Mountaineers have been stunned by the number of ill-prepared day-trippers trying to climb some of the highest Alpine peaks in shorts and sneakers.
There has been a spate of incidents in which experienced climbers have come across tourists wearing jeans and sweatshirts trudging through the snow at altitudes of up to 13,000 feet (4000 metres).
Alpine guides are warning that many people have no idea of the challenges they face in the Alps and the Dolomites and are risking their lives.
Seven people have died on the Italian side of the Matterhorn so far this summer, with experts saying at least four of those were caused by poor preparation and inadequate equipment.
The issue came to a head this week on the slopes of the Breithorn, a peak that lies on the border between Switzerland and Italy.
A group of mountaineers, properly equipped with boots, crampons, harnesses and snow goggles, were dumbfounded when they came across a couple in casual dress.
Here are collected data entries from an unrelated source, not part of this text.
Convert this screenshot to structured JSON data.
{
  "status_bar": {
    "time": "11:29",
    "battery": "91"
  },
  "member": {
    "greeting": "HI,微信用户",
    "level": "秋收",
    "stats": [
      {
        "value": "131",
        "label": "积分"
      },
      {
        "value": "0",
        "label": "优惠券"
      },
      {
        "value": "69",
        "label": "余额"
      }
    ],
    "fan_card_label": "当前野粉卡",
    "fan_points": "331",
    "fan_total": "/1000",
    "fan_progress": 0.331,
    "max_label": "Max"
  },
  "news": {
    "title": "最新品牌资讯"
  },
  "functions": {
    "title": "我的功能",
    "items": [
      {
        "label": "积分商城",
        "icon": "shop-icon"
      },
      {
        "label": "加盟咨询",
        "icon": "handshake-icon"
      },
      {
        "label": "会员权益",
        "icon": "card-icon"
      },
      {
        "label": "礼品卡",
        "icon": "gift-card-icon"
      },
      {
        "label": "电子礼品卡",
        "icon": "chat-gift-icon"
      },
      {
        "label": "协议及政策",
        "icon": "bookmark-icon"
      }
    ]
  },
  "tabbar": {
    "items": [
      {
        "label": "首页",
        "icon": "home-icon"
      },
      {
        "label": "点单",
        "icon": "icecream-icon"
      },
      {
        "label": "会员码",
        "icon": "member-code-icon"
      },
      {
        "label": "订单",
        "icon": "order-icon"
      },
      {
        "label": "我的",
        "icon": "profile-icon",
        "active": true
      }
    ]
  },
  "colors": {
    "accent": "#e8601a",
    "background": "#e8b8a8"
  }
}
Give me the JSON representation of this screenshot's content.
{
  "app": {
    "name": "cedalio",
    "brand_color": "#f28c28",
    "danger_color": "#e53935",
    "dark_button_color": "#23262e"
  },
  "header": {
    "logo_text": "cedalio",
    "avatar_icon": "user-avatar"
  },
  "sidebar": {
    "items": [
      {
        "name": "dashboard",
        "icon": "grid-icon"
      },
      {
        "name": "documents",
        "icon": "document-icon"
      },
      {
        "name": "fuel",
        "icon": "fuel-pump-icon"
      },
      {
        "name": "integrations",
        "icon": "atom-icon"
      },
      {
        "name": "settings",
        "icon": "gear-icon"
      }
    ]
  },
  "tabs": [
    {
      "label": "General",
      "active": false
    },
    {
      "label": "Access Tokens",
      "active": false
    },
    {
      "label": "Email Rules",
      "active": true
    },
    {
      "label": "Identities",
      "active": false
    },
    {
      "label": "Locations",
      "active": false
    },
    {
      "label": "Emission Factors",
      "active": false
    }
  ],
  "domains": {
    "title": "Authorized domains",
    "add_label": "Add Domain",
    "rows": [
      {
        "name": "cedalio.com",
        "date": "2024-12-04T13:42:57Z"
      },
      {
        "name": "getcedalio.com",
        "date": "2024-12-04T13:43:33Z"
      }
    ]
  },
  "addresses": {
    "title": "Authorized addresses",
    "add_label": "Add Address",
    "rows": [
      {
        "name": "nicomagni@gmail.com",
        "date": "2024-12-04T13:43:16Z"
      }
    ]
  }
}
“I have never before encountered people at 4,000m wearing sneakers and jeans… and being absolutely ignorant of the risks they were running,” Victor Vicquery, wrote on Facebook.
He said he tried to dissuade them but they kept climbing. Italy’s National Alpine Rescue Corps warned that the number of clueless tourists stumbling around the high peaks was on the increase.
“Some people approach the high peaks as though they are going for a city-centre stroll, wearing gym shoes, jeans and sweatshirts. The mountain is an extraordinary place but it is not a city park or a sandy beach. We have to respect it,” the alpine association said.
It is not just a problem amid the wind-swept ridges of the Alps. Italy’s north west coastal region of Liguria has also seen tourists, often wearing flip flops and swimming costumes, coming to grief along the paths that link the five picturesque villages known as the Cinque Terre.
In the past few weeks the Italian Alpine Club has come to the aid of a German family who tried to negotiate a rocky path with a child in a pushchair and an elderly Italian man who attempted a cliff-top trail with a leg in plaster. “There are people who think they can go off for a two-hour hike with just a small bottle of water, convinced that they will find a spring to drink from. But there are no springs here – there’s just us,” said a spokesman for the alpine club.
Last week Jean-Marc Peillex, a French mayor whose territory includes Mont Blanc’s 15,780ft (4809m) peak, said the summer influx of “ill-prepared thrill-seekers” and “dangerous buffoons” should be banned.
A total of 15 climbers have died on Mont Blanc so far this summer and the same number died last year.